Over the last three months, we collectively traveled hundreds of thousands of miles making sure that the health industry learned all about .health. Although there were many, I was lucky enough to participate in three big events that I hope to make an annual pilgrimage of sorts. First, at Health 2.0 in Santa Clara I was able to update the entire conference on the progress of .health, call out some of our early adopter “Healthsetters” and meet a few customers that we didn’t even know existed. I saw the talented Dr. Michael Docktor of Boston Children’s launch and pitch Dock.health to a room full of amazing investors. I mentioned serendipitous encounters; it was here that we were introduced to Courage.health, a team providing personalized cancer survival rate research to patients.
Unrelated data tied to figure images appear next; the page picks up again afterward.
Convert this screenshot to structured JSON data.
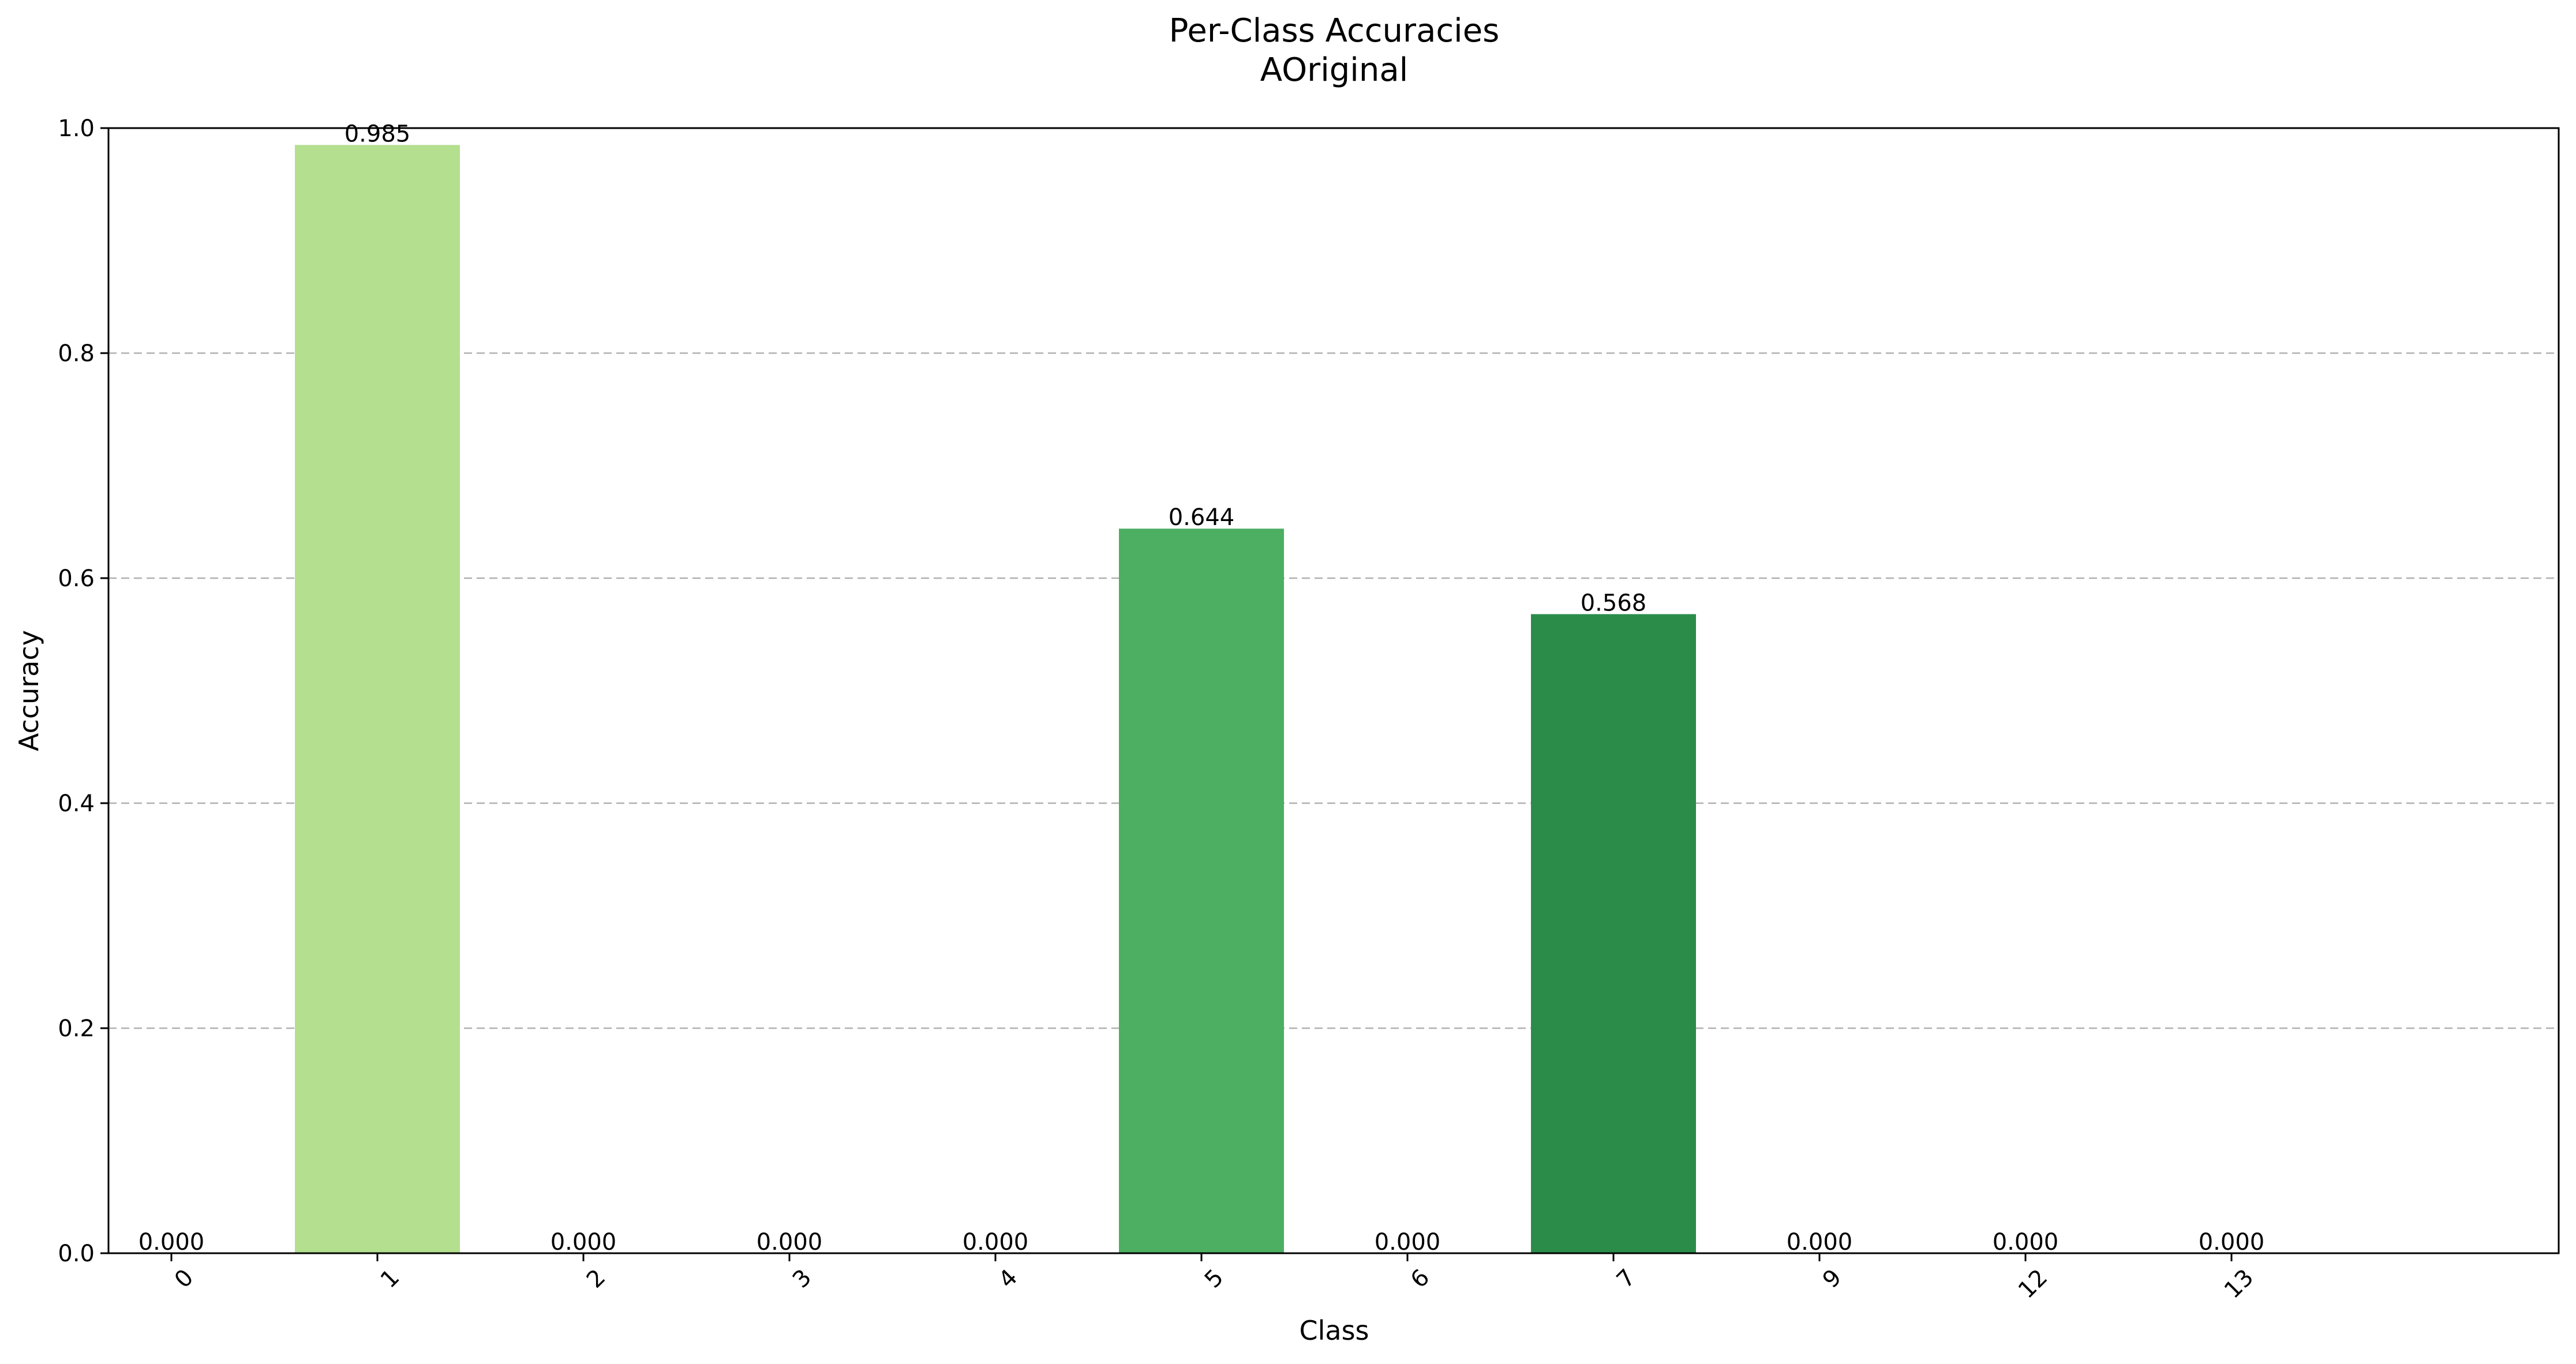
{
  "chart_data": {
    "type": "bar",
    "title": "Per-Class Accuracies",
    "subtitle": "AOriginal",
    "xlabel": "Class",
    "ylabel": "Accuracy",
    "ylim": [
      0,
      1.0
    ],
    "yticks": [
      0.0,
      0.2,
      0.4,
      0.6,
      0.8,
      1.0
    ],
    "ytick_labels": [
      "0.0",
      "0.2",
      "0.4",
      "0.6",
      "0.8",
      "1.0"
    ],
    "grid": "y-dashed",
    "categories": [
      "0",
      "1",
      "2",
      "3",
      "4",
      "5",
      "6",
      "7",
      "9",
      "12",
      "13"
    ],
    "values": [
      0.0,
      0.985,
      0.0,
      0.0,
      0.0,
      0.644,
      0.0,
      0.568,
      0.0,
      0.0,
      0.0
    ],
    "value_labels": [
      "0.000",
      "0.985",
      "0.000",
      "0.000",
      "0.000",
      "0.644",
      "0.000",
      "0.568",
      "0.000",
      "0.000",
      "0.000"
    ],
    "colors": [
      "#f7fcb9",
      "#b3df8f",
      "#addd8e",
      "#93d389",
      "#78c679",
      "#4caf62",
      "#41ab5d",
      "#2b8c4a",
      "#238443",
      "#006837",
      "#004529"
    ]
  }
}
The Health 2.0 team always puts together a quality roster of companies that are start ups or up starts today, but mainstream tomorrow.

Last year, I was sitting in the audience strategizing about how we would launch .health. 12 months later, we were actually doing it.

Next on the schedule was the Rock Health Summit. This was an important event for us because it was the first time we shared our complete findings from our inaugural Consumer Health Online Research Report. Saying you’re credible doesn’t mean much if you’re not willing to back it up. Part of our mission is making meaningful and credible health information easier to access and identify. We take our role in this process seriously, and there were valuable findings to share with those that are advancing the future of health online. In addition to sharing our research, we were able to learn from the undisputed king of healthcare tweetstorms, Andy Slavitt (@ASlavitt), the former head of CMS. We also got to go deep into the weeds in artificial intelligence with #AI thought leader (former Baidu, Google) and co-founder of Coursera, Andrew Ng (@AndrewYNg). The practical knowledge of these two combined individuals is worth the price of admission.

Omnipresent dotHealth road warriors, our Brand Development team outside of the Rock Health Summit. If you don’t know Sidonia and Jenny, you don’t know health tech.

The last major event for me and probably my favorite, was Exponential Medicine in Coronado Beach in San Diego. This is Singularity University’s application of exponentials, moonshots and the future to medicine and health. I first made it to this event two years ago, which was my brute force introduction to the health industry. Two years later and I’m just as impressed by the quality of the content, the speakers and the overall quality of the event. It didn’t hurt the experience that presenter after presenter kept saying the words, so-and-so dot health. Brennan Spiegel, Director of Health Services Research Cedards-Sinai shared best practices in medical virtual reality and touted his upcoming VirtualMedicine.health conference. Daniel Kraft, Chair of Medicine for Singularity University continues to accumulate knowledge of digital.health. Michael Seres was inspiring discussing his experience as the 11th patient in the UK to receive an intestinal transplant and how that led him to build 11.health, an effort to connect smart sensors to ostomy pouches and other medical bags. I’m truly looking forward to going back next year. The radical changes in medicine are changing exponentially, and .health is lucky to play a small part in it.

Final night of Exponential Medicine 2017. I couldn’t leave Coronado Beach without a pic with two of our bad ass advisors, John Brownstein and Daniel Kraft; that’s me in the middle.

As we enter this final stage of our launch, it’s fun to look back and remember all the experiences we’ve accumulated over what is actually a very short time. The journey is half the fun. Our team has been working non-stop just to make sure we get it right, and we are ready for December 5th. Well, I’m confident we’re ready for today, thanks to that team effort. But remember this is just our launch. Now comes the part where we actually make .health the industry standard for health content online.